De modo que me vestí y salí a la calle. No había exagerado, tardé mucho; jamás he oído hablar de nadie que ande tan despacio como yo, es una lata, habría preferido ser sordomudo. Porque ¿qué hay que merezca ser escuchado?, y ¿por qué hablar?, ¿quién escucha? y ¿hay algo más que decir? Sí, hay más que decir, pero ¿quién escucha?
Por fin llegué. Abrí la puerta y entré. Ay, el mundo cambia. En la peluquería todo está cambiado. Sólo el peluquero era el mismo. Lo saludé, pero no me reconoció. Me llevé una decepción, aunque, por supuesto, hice como si nada. No había ningún sitio libre. A tres personas las estaban afeitando o cortando el pelo, otras cuatro esperaban, y no quedaba ningún asiento libre. Estaba muy cansado, pero nadie se levantó, los que estaban esperando eran demasiado jóvenes, no sabían lo que es la vejez. De manera que me volví hacia la ventana y me puse a mirar la calle, haciendo como si fuera eso lo que quería, porque nadie debía sentir lástima por mí. Acepto la cortesía, pero la compasión puede guardársela para los animales. A menudo, demasiado a menudo, bien es verdad que ya hace tiempo, aunque el mundo no se ha vuelto más humano, ¿no?, solía fijarme en que algunos jóvenes pasaban indiferentes por encima de personas desplomadas en la acera, mientras que cuando veían a un gato o un perro herido, sus corazones desbordaban compasión. “Pobre perrito”, decían o “Gatito, pobrecito, ¿está herido?” ¡Ay, sí, hay muchos amantes de los animales!
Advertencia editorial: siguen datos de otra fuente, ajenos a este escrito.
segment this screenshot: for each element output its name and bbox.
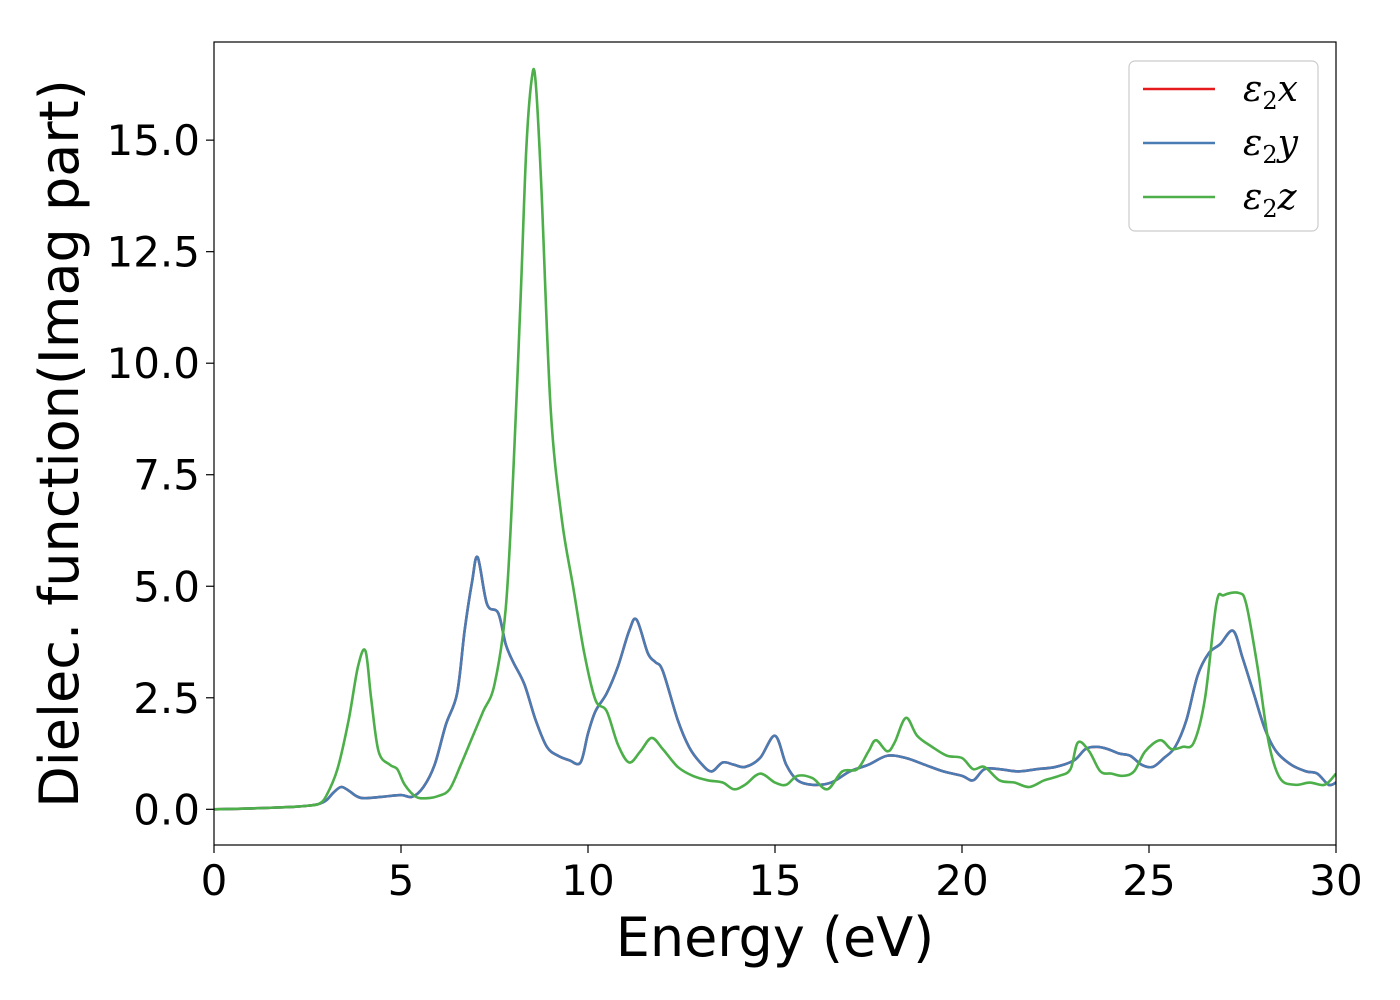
legend-box (1128, 60, 1319, 232)
x-axis-label: Energy (eV) (616, 906, 935, 969)
y-tick-label: 0.0 (133, 785, 200, 834)
legend-subscript: 2 (1262, 87, 1277, 115)
y-axis-label: Dielec. function(Imag part) (28, 79, 91, 808)
legend-symbol: ε (1243, 123, 1262, 164)
legend-component: x (1278, 69, 1298, 110)
legend-component: y (1276, 123, 1299, 164)
series-line-z (214, 67, 1336, 811)
x-tick-label: 20 (935, 856, 988, 905)
legend-label-y: ε2y (1243, 123, 1299, 169)
y-tick-label: 2.5 (133, 674, 200, 723)
legend-subscript: 2 (1262, 141, 1277, 169)
series-line-x (214, 555, 1336, 811)
legend-label-z: ε2z (1243, 177, 1298, 223)
y-tick-label: 12.5 (106, 228, 200, 277)
legend-symbol: ε (1243, 69, 1262, 110)
x-tick-label: 10 (561, 856, 614, 905)
legend-subscript: 2 (1262, 195, 1277, 223)
legend-symbol: ε (1243, 177, 1262, 218)
y-tick-label: 7.5 (133, 451, 200, 500)
x-tick-label: 5 (388, 856, 415, 905)
series-lines (214, 67, 1336, 811)
y-tick-label: 15.0 (106, 116, 200, 165)
x-tick-label: 15 (748, 856, 801, 905)
legend-component: z (1277, 177, 1298, 218)
x-tick-label: 0 (201, 856, 228, 905)
y-tick-label: 10.0 (106, 339, 200, 388)
legend-label-x: ε2x (1243, 69, 1298, 115)
series-line-y (214, 555, 1336, 811)
x-tick-label: 30 (1309, 856, 1362, 905)
y-axis-ticks: 0.0 2.5 5.0 7.5 10.0 12.5 15.0 (106, 116, 214, 834)
x-tick-label: 25 (1122, 856, 1175, 905)
x-axis-ticks: 0 5 10 15 20 25 30 (201, 845, 1363, 905)
y-tick-label: 5.0 (133, 562, 200, 611)
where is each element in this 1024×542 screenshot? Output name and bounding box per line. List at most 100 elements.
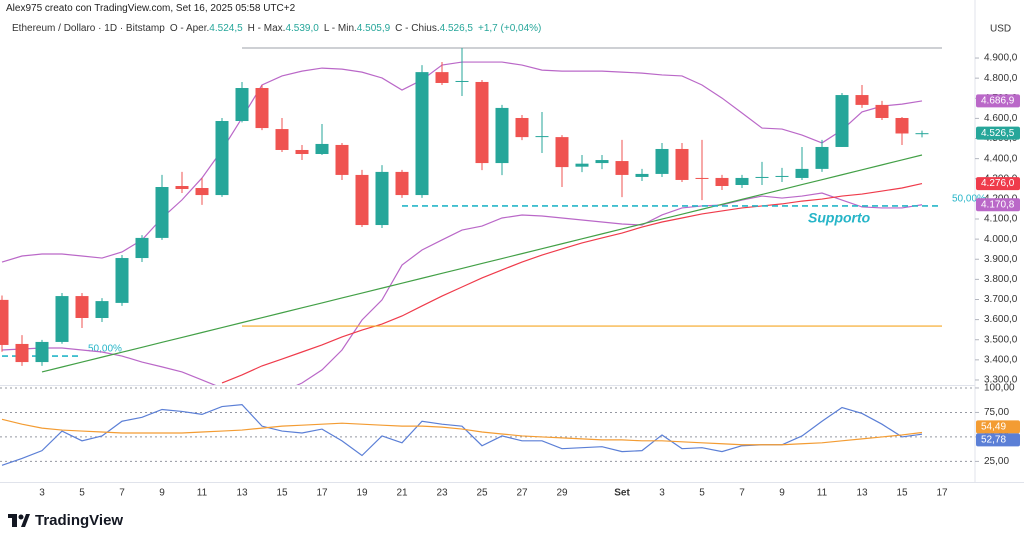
price-badge <box>976 94 1020 108</box>
candle-body <box>795 168 809 178</box>
rsi-pane <box>0 387 975 466</box>
symbol: Ethereum / Dollaro · 1D · Bitstamp <box>12 23 165 34</box>
annotation: Supporto <box>808 210 871 226</box>
candle-body <box>415 72 429 196</box>
x-tick-label: 7 <box>739 488 745 499</box>
x-tick-label: 23 <box>436 488 448 499</box>
legend-value: 4.539,0 <box>285 23 319 34</box>
x-tick-label: 15 <box>896 488 908 499</box>
y-tick-label: 25,00 <box>984 456 1009 467</box>
y-tick-label: 3.300,0 <box>984 375 1018 386</box>
candle-body <box>495 107 509 164</box>
y-tick-label: 3.800,0 <box>984 274 1018 285</box>
price-badge <box>976 198 1020 212</box>
y-tick-label: 3.900,0 <box>984 254 1018 265</box>
unit-label: USD <box>990 24 1011 35</box>
legend-label: C - Chius. <box>395 23 440 34</box>
legend-change: +1,7 (+0,04%) <box>478 23 542 34</box>
candle-body <box>155 187 169 238</box>
x-tick-label: 7 <box>119 488 125 499</box>
legend-label: O - Aper. <box>169 23 210 34</box>
y-tick-label: 4.600,0 <box>984 113 1018 124</box>
author-line: Alex975 creato con TradingView.com, Set … <box>6 3 296 14</box>
candle-body <box>215 121 229 196</box>
legend-value: 4.505,9 <box>356 23 391 34</box>
candle-body <box>755 176 769 178</box>
candle-body <box>835 95 849 147</box>
x-tick-label: 17 <box>316 488 328 499</box>
x-tick-label: 9 <box>159 488 165 499</box>
candle-body <box>395 171 409 196</box>
legend-item: O - Aper.4.524,5 <box>170 23 243 34</box>
candle-body <box>615 161 629 175</box>
candle-body <box>95 301 109 318</box>
candle-body <box>115 258 129 303</box>
logo-icon <box>8 513 30 527</box>
legend-value: 4.526,5 <box>439 23 473 34</box>
y-tick-label: 4.400,0 <box>984 153 1018 164</box>
x-tick-label: 17 <box>936 488 948 499</box>
x-tick-label: 27 <box>516 488 528 499</box>
x-tick-label: 5 <box>79 488 85 499</box>
y-tick-label: 3.600,0 <box>984 314 1018 325</box>
legend-label: L - Min. <box>323 23 357 34</box>
candle-body <box>895 117 909 134</box>
price-badge <box>976 433 1020 447</box>
legend-value: 4.524,5 <box>209 23 243 34</box>
price-pane <box>0 47 942 385</box>
line-series <box>1 403 923 466</box>
legend-item: C - Chius.4.526,5 <box>395 23 473 34</box>
y-tick-label: 4.000,0 <box>984 234 1018 245</box>
legend-item: L - Min.4.505,9 <box>324 23 390 34</box>
candle-body <box>875 104 889 118</box>
candle-body <box>295 149 309 155</box>
candle-body <box>595 160 609 164</box>
line-series <box>41 154 923 373</box>
y-tick-label: 3.400,0 <box>984 354 1018 365</box>
y-tick-label: 75,00 <box>984 407 1009 418</box>
candle-body <box>675 148 689 180</box>
candle-body <box>255 88 269 129</box>
candle-body <box>475 81 489 164</box>
annotation: 50,00% <box>952 194 986 205</box>
candle-body <box>915 133 929 135</box>
x-tick-label: 11 <box>197 488 208 499</box>
legend: Ethereum / Dollaro · 1D · Bitstamp O - A… <box>12 23 541 34</box>
price-badge-label: 4.170,8 <box>981 199 1015 210</box>
x-tick-label: 21 <box>396 488 408 499</box>
y-tick-label: 4.900,0 <box>984 53 1018 64</box>
price-badge <box>976 126 1020 140</box>
logo-text: TradingView <box>35 512 124 529</box>
candle-body <box>235 88 249 122</box>
candle-body <box>535 136 549 138</box>
candle-body <box>435 72 449 83</box>
x-tick-label: 3 <box>659 488 665 499</box>
candle-body <box>175 186 189 190</box>
x-tick-label: 25 <box>476 488 488 499</box>
candle-body <box>315 143 329 155</box>
x-tick-label: 15 <box>276 488 288 499</box>
candle-body <box>575 163 589 167</box>
candle-body <box>75 296 89 318</box>
candle-body <box>0 299 9 345</box>
price-badge-label: 54,49 <box>981 421 1006 432</box>
x-tick-label: 13 <box>236 488 248 499</box>
candle-body <box>135 237 149 259</box>
price-badge-label: 4.276,0 <box>981 178 1015 189</box>
y-tick-label: 3.500,0 <box>984 334 1018 345</box>
candle-body <box>815 146 829 169</box>
y-tick-label: 4.800,0 <box>984 73 1018 84</box>
line-series <box>1 418 923 446</box>
annotation: 50,00% <box>88 344 122 355</box>
candle-body <box>735 177 749 185</box>
candle-body <box>55 296 69 342</box>
y-tick-label: 100,00 <box>984 383 1015 394</box>
candle-body <box>455 80 469 82</box>
price-badge-label: 4.526,5 <box>981 128 1015 139</box>
x-tick-label: 5 <box>699 488 705 499</box>
line-series <box>1 192 923 385</box>
candle-body <box>375 171 389 226</box>
logo: TradingView <box>8 512 123 529</box>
Por suerte, no tuve que estar de pie más de cinco minutos, y fue un alivio poder sentarme. Pero nadie hablaba. Antes, en otros tiempos, el mundo, tanto el lejano como el cercano, se llevaba hasta el interior de la peluquería. Ahora reinaba el silencio, me había dado el paseo en vano, no había ya ningún mundo del que se deseara hablar. Así que al cabo de un rato me levanté y me marché. No tenía ningún sentido seguir allí. Mi pelo estaba lo suficientemente corto. Y así me ahorré unas coronas, seguro que me habría costado bastante. Y eché a andar los muchos miles de pasitos hasta casa. Ay, el mundo cambia, pensé. Y se extiende el silencio. Es hora ya de morirse.